Sembra quasi dire: ci volevo io per far vincere qualcosa all'Inter, ma il ragazzo è intelligente, fa capire ma non dice. La realtà è che da quando Veron ha preso il bastone del comando, l'Inter s'è messa a vincere. «È vero, non ho dormito dopo la partita», confessa l'argentino, «ma solitamente non riesco a farlo, sia che vinca sia che le cose vadano male. Ma è più bello non dormire quando si vince. Anche perch´ una serata come quella di Torino me l'aspettavo da quando sono tornato dall'Inghilterra, dove ho vissuto momenti non belli. Ma questo è il calcio: ti toglie e ti dà e nell'Inter non avevo ancora segnato un gol così pesante. Al di là di tutto cerco di viverlo in maniera tranquilla, senza montarmi la testa: domenica sera è stata una bella serata, una bella gara. Ora dovremo ripeterci, io e la squadra».

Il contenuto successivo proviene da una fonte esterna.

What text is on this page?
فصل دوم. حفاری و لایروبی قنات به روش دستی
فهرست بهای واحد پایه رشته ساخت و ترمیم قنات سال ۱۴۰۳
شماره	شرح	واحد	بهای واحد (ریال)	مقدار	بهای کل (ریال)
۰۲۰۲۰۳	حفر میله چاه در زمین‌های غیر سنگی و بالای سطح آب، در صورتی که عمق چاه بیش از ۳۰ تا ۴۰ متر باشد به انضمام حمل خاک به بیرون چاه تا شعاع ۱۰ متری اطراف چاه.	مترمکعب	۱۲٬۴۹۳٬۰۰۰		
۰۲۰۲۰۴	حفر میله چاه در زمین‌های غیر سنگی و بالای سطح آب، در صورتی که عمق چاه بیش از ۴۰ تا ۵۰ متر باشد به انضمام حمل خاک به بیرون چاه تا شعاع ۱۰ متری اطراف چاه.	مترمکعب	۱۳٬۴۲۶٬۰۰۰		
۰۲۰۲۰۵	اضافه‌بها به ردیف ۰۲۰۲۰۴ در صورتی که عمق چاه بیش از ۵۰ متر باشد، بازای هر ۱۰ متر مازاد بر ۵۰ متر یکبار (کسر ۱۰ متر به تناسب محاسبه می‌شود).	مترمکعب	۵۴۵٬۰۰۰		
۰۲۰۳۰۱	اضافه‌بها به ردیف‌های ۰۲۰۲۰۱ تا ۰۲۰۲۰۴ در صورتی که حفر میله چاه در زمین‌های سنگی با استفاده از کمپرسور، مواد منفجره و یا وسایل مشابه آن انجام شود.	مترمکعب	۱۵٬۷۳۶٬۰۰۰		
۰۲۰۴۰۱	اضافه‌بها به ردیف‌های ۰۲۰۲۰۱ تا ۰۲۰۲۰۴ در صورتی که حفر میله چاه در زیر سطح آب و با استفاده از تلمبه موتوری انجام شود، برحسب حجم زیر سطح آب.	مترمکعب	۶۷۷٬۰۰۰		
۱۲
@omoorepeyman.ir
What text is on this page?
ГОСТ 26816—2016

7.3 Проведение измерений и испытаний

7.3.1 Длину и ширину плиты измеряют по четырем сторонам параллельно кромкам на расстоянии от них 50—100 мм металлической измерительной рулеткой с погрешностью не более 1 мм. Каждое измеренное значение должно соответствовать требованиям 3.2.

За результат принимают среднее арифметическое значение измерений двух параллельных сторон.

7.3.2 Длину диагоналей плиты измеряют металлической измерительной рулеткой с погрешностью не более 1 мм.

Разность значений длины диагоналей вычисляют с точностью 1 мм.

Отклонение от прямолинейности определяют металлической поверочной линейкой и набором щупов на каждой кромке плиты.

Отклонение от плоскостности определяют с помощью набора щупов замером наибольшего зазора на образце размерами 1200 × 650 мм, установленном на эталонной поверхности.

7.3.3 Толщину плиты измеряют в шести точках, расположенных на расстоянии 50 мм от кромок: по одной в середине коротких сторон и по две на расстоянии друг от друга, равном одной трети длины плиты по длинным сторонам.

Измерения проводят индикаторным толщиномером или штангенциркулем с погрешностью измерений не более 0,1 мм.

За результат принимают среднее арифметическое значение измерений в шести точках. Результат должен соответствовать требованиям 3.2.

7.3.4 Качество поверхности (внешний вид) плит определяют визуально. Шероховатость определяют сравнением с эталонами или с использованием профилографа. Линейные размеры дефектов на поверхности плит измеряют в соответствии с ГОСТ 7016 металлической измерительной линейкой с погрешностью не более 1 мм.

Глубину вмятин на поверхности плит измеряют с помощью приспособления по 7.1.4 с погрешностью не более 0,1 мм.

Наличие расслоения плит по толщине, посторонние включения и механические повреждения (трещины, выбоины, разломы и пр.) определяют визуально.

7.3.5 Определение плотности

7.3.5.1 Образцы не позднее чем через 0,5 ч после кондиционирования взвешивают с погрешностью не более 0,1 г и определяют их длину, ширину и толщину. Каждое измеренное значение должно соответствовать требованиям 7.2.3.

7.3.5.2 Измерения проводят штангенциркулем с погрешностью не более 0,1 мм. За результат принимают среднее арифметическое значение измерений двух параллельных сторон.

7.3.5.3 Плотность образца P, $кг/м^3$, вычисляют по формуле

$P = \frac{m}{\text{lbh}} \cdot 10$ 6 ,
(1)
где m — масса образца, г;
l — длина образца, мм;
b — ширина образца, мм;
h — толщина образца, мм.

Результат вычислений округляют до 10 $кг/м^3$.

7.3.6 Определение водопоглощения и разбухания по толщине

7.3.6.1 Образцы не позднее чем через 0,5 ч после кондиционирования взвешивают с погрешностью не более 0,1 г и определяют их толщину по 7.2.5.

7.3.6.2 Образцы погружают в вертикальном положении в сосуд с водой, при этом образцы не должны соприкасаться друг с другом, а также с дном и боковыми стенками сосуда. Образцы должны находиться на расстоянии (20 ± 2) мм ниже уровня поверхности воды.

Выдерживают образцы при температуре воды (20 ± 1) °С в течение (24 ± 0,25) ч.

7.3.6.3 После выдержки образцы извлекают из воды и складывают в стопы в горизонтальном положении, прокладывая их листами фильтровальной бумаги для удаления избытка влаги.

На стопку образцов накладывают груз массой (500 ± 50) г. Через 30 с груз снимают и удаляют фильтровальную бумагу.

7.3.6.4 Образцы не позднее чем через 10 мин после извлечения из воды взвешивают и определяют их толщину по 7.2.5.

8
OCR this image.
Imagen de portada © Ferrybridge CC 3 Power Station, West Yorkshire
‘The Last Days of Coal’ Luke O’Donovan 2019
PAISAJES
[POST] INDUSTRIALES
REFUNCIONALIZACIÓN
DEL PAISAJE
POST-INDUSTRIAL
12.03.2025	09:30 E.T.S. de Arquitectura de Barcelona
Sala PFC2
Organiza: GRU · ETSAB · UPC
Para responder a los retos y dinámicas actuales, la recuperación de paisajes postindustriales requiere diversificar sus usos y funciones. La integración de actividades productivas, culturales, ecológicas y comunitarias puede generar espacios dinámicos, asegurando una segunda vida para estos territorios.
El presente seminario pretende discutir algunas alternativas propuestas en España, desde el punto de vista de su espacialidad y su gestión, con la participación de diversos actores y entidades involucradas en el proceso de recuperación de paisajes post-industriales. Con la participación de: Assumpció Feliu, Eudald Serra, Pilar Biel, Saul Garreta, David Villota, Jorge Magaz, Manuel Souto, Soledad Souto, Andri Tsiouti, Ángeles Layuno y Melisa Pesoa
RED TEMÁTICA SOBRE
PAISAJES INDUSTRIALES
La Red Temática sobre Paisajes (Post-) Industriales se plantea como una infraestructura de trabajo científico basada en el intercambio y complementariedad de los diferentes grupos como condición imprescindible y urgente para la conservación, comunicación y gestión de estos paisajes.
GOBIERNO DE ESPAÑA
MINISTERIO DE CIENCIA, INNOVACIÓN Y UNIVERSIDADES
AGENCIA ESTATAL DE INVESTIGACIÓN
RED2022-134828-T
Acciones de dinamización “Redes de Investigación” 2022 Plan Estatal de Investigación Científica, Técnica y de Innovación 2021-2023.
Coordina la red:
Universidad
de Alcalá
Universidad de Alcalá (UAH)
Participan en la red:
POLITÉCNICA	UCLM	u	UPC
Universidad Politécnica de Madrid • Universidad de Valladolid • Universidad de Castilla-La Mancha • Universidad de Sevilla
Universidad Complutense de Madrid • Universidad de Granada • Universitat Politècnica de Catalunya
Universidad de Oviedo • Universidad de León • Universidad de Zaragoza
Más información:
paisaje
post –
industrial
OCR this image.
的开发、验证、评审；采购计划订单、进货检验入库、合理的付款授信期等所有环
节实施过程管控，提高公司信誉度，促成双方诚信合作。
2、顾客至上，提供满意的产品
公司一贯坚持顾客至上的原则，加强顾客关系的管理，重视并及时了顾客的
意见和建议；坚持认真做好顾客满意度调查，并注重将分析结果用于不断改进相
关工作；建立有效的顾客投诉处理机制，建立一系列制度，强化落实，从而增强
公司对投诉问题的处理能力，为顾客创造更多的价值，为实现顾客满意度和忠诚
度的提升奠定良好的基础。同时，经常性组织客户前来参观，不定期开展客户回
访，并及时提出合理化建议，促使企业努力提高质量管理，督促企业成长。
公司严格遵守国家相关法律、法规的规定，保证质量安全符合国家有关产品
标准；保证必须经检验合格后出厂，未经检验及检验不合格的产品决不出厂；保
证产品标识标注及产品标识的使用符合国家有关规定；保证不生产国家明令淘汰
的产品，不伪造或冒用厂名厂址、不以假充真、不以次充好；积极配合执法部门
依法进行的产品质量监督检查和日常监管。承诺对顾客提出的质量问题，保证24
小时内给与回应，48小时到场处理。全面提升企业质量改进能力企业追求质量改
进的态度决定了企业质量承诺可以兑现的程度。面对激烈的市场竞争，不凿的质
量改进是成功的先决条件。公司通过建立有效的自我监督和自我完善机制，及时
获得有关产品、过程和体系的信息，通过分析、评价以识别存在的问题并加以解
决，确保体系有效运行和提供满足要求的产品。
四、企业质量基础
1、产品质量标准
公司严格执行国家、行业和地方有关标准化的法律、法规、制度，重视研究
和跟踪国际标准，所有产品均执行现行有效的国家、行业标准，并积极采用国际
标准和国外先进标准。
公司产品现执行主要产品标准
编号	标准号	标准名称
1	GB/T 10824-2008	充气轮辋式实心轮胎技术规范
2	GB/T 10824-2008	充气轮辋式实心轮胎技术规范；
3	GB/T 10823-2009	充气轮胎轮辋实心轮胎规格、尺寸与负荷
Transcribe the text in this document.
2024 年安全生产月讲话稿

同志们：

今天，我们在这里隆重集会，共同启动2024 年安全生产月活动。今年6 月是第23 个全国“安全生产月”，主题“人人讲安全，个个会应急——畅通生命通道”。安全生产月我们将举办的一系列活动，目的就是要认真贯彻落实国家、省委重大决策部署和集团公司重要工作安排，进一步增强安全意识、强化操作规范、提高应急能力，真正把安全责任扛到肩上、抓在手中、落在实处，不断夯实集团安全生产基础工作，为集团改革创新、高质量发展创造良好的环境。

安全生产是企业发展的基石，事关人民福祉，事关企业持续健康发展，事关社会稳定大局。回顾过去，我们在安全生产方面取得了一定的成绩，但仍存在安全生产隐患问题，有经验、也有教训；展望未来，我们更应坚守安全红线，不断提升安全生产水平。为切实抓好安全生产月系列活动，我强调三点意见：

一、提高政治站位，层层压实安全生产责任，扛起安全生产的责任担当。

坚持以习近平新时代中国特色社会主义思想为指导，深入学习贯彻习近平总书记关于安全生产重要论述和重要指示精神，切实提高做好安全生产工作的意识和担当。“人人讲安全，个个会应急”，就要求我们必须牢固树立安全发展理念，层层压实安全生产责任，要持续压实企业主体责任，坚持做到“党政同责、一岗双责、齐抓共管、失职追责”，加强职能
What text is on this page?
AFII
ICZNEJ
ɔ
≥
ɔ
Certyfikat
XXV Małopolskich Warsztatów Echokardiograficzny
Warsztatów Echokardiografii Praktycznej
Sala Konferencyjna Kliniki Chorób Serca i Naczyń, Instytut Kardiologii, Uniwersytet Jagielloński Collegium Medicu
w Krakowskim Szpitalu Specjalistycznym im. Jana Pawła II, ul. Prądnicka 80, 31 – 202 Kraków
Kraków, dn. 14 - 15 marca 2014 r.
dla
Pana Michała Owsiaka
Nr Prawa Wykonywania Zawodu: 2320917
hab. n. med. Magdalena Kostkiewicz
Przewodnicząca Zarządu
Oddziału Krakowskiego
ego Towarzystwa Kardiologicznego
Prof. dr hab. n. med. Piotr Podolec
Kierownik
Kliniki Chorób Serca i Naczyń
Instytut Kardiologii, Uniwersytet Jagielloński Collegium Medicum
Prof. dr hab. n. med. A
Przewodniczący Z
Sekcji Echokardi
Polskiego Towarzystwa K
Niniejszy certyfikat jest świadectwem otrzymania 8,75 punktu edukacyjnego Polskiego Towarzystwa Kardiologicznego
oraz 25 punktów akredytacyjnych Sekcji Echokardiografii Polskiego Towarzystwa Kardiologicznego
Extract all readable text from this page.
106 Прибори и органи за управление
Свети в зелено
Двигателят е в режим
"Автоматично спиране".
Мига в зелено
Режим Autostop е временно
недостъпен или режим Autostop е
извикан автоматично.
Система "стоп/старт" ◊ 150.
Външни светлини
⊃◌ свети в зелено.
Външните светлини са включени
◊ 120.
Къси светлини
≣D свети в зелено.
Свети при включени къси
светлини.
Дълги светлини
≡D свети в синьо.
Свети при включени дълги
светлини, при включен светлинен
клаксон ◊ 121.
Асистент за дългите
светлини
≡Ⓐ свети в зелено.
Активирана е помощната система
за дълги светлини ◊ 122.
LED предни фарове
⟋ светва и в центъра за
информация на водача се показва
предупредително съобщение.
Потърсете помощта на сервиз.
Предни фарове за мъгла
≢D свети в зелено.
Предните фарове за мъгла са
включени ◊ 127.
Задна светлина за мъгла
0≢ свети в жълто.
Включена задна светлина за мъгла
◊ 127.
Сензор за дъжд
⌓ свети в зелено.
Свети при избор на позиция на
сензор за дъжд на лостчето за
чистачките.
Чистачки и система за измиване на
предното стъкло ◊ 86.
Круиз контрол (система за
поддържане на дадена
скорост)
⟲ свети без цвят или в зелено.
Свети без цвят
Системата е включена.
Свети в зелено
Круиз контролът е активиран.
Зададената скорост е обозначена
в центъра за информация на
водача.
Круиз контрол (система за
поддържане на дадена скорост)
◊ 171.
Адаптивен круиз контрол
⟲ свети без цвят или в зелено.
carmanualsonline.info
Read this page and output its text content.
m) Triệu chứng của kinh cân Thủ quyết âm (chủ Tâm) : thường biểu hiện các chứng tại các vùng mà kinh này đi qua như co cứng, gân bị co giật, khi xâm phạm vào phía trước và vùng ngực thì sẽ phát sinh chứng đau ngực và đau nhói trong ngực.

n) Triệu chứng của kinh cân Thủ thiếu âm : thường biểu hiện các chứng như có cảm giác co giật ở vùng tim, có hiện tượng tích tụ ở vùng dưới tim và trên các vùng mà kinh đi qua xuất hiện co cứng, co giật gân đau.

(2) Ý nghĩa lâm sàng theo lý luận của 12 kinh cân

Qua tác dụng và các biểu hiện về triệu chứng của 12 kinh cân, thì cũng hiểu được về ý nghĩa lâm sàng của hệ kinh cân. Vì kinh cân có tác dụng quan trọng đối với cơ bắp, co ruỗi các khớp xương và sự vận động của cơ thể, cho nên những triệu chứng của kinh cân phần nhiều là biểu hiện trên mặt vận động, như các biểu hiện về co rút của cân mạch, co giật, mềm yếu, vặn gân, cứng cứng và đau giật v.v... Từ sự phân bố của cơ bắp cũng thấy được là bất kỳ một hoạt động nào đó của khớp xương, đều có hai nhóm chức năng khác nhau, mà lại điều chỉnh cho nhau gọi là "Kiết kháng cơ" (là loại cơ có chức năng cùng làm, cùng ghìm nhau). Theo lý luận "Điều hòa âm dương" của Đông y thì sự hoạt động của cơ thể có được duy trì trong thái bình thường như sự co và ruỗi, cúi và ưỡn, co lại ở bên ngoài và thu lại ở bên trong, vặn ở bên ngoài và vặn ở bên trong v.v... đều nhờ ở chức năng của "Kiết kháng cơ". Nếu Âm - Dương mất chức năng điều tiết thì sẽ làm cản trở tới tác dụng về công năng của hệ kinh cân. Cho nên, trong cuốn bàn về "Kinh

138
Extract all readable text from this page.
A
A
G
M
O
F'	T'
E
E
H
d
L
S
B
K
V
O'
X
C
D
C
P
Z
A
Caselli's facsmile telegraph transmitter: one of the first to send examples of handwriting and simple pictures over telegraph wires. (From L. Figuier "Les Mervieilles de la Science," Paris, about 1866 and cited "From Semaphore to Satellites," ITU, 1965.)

Già, la squadra, la stessa vecchia Inter della passata stagione che ora sembra rigenerata, una squadra che a Veron piace un sacco: «C'è grande personalità e riusciamo a fare anche bel gioco. Non condivido le parole di Capello che ha affermato che la nostra è stata una vittoria fortunata. È stata una sfida equilibrata nella quale entrambe le squadre hanno avuto le proprie occasioni. Noi siamo stati bravi a sfruttare la nostra e un pizzico di fortuna nel calcio ci vuole, mi riferisco al palo colpito da Vieira».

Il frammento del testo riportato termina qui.